Her torments began with a nightmare she couldn’t wake up from, to which her boyfriend comforts her later, ‘It’s okay. It was just a dream.’ The worst curse is having a tormented mind. Even if the suffering is not real, the mind can make it seem so. In this sense, we all experience personal hells from time to time, as long as we are haunted by delusions not awakened from.
To break her curse, she had to pass a cursed object to someone. She tries to find someone who seems to deserve it, but to no avail. She realised that no one deserves eternal hell – including herself! It’s not mentioned if the hell in the curse is eternal, but being an American movie, we can assume it is so as Western films seldom advocate a temporal hell.

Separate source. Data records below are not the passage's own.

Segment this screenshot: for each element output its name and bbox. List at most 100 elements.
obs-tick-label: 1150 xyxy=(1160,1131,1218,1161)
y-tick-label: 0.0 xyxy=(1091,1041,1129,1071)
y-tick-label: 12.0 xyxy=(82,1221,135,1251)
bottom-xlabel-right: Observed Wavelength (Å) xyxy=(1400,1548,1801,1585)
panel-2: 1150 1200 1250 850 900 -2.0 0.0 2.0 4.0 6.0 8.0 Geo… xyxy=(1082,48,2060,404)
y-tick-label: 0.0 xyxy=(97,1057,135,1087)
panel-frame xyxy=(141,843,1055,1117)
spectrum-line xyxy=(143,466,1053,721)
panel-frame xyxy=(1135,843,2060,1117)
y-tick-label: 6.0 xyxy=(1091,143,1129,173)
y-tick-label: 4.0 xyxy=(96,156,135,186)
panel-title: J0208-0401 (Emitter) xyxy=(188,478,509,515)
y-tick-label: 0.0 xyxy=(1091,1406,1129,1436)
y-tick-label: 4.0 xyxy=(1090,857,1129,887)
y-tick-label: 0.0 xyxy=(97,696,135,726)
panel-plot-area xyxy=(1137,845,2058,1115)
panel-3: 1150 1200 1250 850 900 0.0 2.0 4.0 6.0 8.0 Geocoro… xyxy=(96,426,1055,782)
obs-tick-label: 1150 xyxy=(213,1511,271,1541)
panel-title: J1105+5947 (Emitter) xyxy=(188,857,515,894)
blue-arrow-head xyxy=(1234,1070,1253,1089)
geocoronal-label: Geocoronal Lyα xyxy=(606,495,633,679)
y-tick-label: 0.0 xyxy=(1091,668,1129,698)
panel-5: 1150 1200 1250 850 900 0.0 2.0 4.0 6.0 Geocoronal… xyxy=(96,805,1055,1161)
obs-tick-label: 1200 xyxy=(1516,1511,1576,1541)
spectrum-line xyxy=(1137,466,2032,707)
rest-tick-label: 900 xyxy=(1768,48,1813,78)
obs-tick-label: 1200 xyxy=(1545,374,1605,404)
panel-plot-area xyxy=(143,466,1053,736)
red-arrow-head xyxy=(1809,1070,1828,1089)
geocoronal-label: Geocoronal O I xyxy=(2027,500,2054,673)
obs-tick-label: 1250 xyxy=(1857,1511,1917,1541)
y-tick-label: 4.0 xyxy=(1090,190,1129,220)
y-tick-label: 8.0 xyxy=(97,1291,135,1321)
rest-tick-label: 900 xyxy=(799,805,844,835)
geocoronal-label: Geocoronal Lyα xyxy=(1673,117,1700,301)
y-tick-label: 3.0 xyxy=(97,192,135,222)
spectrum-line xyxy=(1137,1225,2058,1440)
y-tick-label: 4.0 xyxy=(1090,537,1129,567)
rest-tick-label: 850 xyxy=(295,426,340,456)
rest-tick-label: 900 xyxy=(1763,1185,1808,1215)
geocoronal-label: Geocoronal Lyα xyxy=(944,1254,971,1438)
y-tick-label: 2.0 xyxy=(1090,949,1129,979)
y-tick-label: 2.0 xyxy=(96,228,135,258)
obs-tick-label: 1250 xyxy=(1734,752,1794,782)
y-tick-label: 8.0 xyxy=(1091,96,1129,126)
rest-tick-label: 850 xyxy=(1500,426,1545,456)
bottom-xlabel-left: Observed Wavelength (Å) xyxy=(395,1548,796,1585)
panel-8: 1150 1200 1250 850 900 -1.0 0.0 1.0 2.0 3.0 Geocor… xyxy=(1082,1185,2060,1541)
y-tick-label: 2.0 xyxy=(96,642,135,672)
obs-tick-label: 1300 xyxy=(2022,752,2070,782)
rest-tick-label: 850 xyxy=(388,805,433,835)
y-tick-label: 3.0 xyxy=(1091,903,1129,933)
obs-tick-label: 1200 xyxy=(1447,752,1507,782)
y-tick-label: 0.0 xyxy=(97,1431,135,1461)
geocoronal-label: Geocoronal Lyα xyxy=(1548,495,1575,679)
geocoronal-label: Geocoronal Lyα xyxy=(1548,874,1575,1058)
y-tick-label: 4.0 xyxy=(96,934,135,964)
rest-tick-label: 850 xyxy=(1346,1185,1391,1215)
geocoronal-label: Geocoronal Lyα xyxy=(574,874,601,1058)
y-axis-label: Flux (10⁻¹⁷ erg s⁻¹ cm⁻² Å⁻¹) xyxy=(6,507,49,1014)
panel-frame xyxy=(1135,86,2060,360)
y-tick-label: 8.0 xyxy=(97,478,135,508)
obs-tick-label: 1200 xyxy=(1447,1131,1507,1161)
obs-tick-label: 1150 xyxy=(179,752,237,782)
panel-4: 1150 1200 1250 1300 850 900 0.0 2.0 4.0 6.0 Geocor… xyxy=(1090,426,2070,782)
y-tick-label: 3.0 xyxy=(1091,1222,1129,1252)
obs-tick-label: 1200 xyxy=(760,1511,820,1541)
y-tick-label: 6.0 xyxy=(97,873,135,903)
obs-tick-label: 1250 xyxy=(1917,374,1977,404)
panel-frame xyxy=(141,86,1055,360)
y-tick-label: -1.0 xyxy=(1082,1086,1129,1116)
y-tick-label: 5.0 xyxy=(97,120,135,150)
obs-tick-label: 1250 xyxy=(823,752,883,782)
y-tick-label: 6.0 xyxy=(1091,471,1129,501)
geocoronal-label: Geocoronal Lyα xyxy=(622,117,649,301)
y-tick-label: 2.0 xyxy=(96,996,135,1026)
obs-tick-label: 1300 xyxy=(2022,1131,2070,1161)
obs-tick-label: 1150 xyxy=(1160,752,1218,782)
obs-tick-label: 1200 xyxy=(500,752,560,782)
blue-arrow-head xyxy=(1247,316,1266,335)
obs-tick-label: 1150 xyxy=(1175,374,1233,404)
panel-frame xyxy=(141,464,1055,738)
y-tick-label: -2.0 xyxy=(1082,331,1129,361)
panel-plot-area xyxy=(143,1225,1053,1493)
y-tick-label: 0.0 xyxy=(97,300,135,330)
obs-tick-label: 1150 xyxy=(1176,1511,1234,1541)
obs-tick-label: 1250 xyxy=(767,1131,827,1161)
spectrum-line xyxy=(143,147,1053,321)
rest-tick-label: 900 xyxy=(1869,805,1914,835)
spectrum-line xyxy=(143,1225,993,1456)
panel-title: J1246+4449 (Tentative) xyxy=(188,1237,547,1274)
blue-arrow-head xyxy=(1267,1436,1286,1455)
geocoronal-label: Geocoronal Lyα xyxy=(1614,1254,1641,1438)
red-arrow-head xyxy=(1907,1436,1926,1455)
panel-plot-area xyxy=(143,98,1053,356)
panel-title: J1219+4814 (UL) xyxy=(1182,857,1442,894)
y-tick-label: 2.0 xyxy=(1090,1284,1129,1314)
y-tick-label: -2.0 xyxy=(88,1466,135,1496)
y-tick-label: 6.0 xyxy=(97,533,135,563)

Suddenly, it struck her that there is only one person who seems to thoroughly deserve the curse. That person is none other than the one who cursed her. The punishment sentenced upon her with grossly unfair weightage is reflected upon its creator, the one who sinned the ‘original sin’ of promising an impending eternal hell with no hope of redemption.
Do we seriously believe that anyone deserves eternal damnation in the afterlife for the limited evil they have done? Chances are, no – especially when even true repentance will be useless. Do we really believe there is a just creator of infinite good who would create and sustain a world of infinite suffering? Wouldn’t that be creating and passing down the truly ‘original sin’?
In Buddhist cosmology, there is no eternal hell due to the limited nature of one’s evil. Karmically self-created hellish experiences might feel like eternity in the moment though. However, there are compassionate Bodhisattvas tirelessly trying to empty the hells, to alleviate suffering by teaching hell-beings how to swiftly exit the hells for better rebirths. Phew!